Les bisons de Pologne, les phoques d’Ecosse… D’accord, mais le pétrel noir de la Réunion ? Cet oiseau marin est en danger critique d’extinction,tout comme le bénitier géant de Tahiti, un coquillage. La conférence internationale qui s’ouvre aujourd’hui à la Réunion, sur le thème «Stratégies face au changement climatique et à la perte de biodiversité», a pour but de mobiliser les consciences, sinon les finances. C’est la première réunion de travail de la présidence française de l’Union. «L’Europe s’est engagée à enrayer la perte de biodiversité avant 2010 ; elle a pris des mesures pour le continent, mais pas pour l’outre-mer !» Un paradoxe, selon Jean-Philippe Palasi, de l’Union internationale pour la conservation de la nature, puisque c’est dans les sept régions ultrapériphériques de l’Europe (Açores, Canaries, Guadeloupe, Guyane, Madère, Martinique, la Réunion) et ses vingt pays et territoires d’outre-mer (les îles Sandwich, Sainte- Hélène, Anguilla, etc.) que la biodiversité est la plus riche… et la plus menacée.

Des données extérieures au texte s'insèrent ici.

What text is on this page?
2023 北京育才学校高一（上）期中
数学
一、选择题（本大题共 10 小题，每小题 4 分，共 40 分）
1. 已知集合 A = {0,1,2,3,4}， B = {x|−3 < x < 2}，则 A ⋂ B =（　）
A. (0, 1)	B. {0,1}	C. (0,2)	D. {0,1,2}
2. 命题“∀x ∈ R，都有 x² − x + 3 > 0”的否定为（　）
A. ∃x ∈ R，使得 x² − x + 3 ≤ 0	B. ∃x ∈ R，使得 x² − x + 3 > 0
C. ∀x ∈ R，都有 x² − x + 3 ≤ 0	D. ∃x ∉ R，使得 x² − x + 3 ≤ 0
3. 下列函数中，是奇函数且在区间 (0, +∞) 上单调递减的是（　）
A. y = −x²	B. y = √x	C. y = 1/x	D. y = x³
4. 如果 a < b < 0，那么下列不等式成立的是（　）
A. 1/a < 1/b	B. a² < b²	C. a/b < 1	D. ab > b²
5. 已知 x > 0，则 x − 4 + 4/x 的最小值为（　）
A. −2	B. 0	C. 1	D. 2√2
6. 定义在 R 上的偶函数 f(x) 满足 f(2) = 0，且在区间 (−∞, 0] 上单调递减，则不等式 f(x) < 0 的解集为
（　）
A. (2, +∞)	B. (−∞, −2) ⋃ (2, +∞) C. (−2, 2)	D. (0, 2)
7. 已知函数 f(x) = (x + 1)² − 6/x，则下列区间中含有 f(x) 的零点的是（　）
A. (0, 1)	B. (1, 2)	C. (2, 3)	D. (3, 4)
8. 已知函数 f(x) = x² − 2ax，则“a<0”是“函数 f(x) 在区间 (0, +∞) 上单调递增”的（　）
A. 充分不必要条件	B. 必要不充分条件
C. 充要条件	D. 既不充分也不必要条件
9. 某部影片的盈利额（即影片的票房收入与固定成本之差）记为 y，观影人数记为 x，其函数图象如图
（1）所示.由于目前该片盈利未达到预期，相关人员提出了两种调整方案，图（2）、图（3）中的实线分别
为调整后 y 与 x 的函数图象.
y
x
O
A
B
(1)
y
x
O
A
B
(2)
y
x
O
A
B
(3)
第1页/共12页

Mobilisation. Côté pile, la Nouvelle-Calédonie compte 2 423 espèces endémiques - qui n’existent nulle part ailleurs - alors que l’Hexagone n’en abrite que 353. Côté face, 75 % des espèces éteintes ces quatre cents dernières années vivaient dans les 350 îles de l’outre-mer européen.
L’objectif n’est pas gagné, puisque le drapeau de six pays seulement (France, Danemark, Espagne, Pays-Bas, Portugal et Royaume-Uni) sur les Vingt-Sept, flotte en outre-mer. Jean-Louis Borloo, qui s’est rendu hier en hélicoptère dans le cirque de Mafate, le cœur du parc national de la Réunion, reconnaît que le sujet n’est pas encore «tripal» chez les Polonais…
Mais le ministre de l’Ecologie veut croire que le modèle réunionnais fera école. L’Etat y a lancé «Gerri», un programme à long terme de développement durable, pour faire de l’île la vitrine mondiale en la matière. Pas moins. D’ici 2030, la Réunion ne devra, par exemple, plus importer de pétrole ni de charbon, et les avoir remplacés par l’hydraulique, les résidus de canne à sucre, la géothermie (grâce au volcan), la force de la houle… Et les voitures iront «faire le plein» dans des stations de panneaux voltaïques. Le temps presse. Si la biodiversité est menacée, c’est en partie dû aux changements climatiques.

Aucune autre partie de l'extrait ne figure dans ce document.